Note: we remove the use of ConstantTimeSelect() and we have not tested the implementation for any timing attacks. So use the library with caution :)
If you have taken any computer system or architecture course, you might aware that we can have faster code if we minimize CPU cache-miss by processing "consecutive" data, not processing data that are "far" frome ach other. The classic example is shown in this article; changing the iteration order when doing matrix multiplication can lower the execution time.
In the original implementation, it creates polynomial for each byte of secret data one-by-one. In this implementation, we immediately create polynomials for all the bytes.
Modified code:
func makePolynomials(intercepts []uint8, degree int) ([][]uint8, error) {
N := len(intercepts)
polynomials := newMatrix(N, degree+1)
coefficients := make([]byte, degree*N)
// Assign random co-efficients to all the N polynomials
if _, err := rand.Read(coefficients); err != nil {
return nil, err
}
startIdx := 0
for p := 0; p < N; p++ {
polynomials[p][0] = intercepts[p] // polynomials[p][0] is the intercept
copy(polynomials[p][1:], coefficients[startIdx:startIdx+degree]) // polynomials[p][1:] is the other coefficients
startIdx += degree
}
return polynomials, nil
}
Original implementation:
func makePolynomial(intercept, degree uint8) (polynomial, error) {
// Create a wrapper
p := polynomial{
coefficients: make([]byte, degree+1),
}
// Ensure the intercept is set
p.coefficients[0] = intercept
// Assign random co-efficients to the polynomial
if _, err := rand.Read(p.coefficients[1:]); err != nil {
return p, err
}
return p, nil
}
We try to extensively use SIMD instruction in this library. For example, we use SIMD for the galois add operation, as can be seen here; there we can simultaneously (in one CPU cycle) execute add operation for up to 64 bytes of data. The original implementation do the add operation one byte at a time, as can be seen below:
Original implementation:
// add combines two numbers in GF(2^8)
// This can also be used for subtraction since it is symmetric.
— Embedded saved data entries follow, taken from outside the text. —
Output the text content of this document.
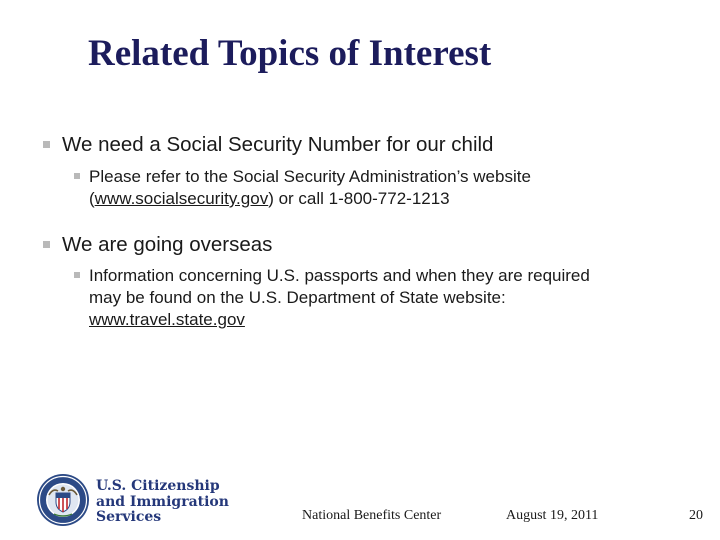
Related Topics of Interest
We need a Social Security Number for our child
Please refer to the Social Security Administration’s website
(www.socialsecurity.gov) or call 1-800-772-1213
We are going overseas
Information concerning U.S. passports and when they are required
may be found on the U.S. Department of State website:
www.travel.state.gov
U.S. Citizenship
and Immigration
Services	National Benefits Center	August 19, 2011	20
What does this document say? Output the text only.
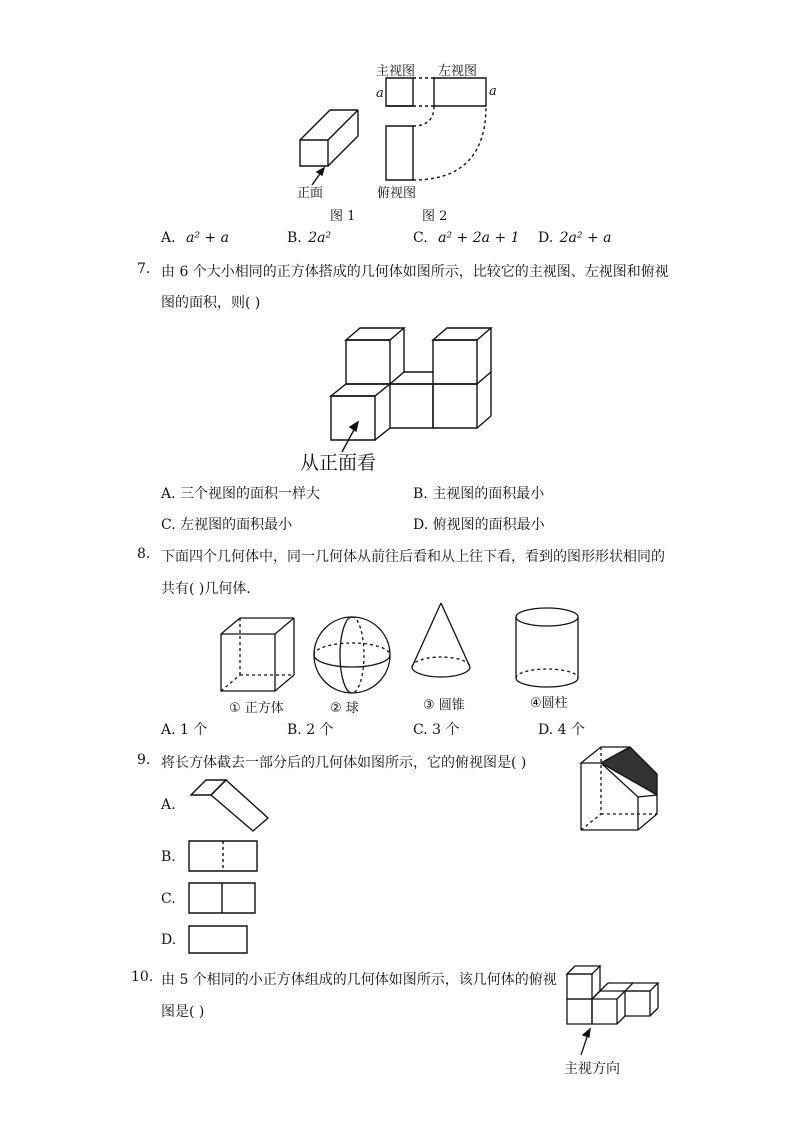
主视图 左视图
a	a
俯视图
正面
图 1	图 2
A. a² + a	B. 2a²	C. a² + 2a + 1 D. 2a² + a
7. 由 6 个大小相同的正方体搭成的几何体如图所示，比较它的主视图、左视图和俯视
图的面积，则( )
从正面看
A. 三个视图的面积一样大	B. 主视图的面积最小
C. 左视图的面积最小	D. 俯视图的面积最小
8. 下面四个几何体中，同一几何体从前往后看和从上往下看，看到的图形形状相同的
共有( )几何体．
① 正方体	② 球	③ 圆锥	④圆柱
A. 1 个	B. 2 个	C. 3 个	D. 4 个
9. 将长方体截去一部分后的几何体如图所示，它的俯视图是( )
A.
B.
C.
D.
10. 由 5 个相同的小正方体组成的几何体如图所示，该几何体的俯视
图是( )
主视方向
func add(a, b uint8) uint8 {
return a ^ b
}
Randomization is an important building block for shamir implementation, it is used to generate random polynomial and random points on the polynomial. As shown in this paper titled "How to Best Share a Big Secret" (Table 3), the randomization easily becomes the bottleneck. Using computationally secure pseudo random generator (CSPRNG), AES in counter mode, is the most performant randomization. That is also the case since most of the modern CPU provide native instruction for AES operation, such as AES-NI in Intel chip or similar instructions in other chip. Therefore, in this implementation we use AES in counter mode as the source of randomization, and it uses native AES instructions from the chip.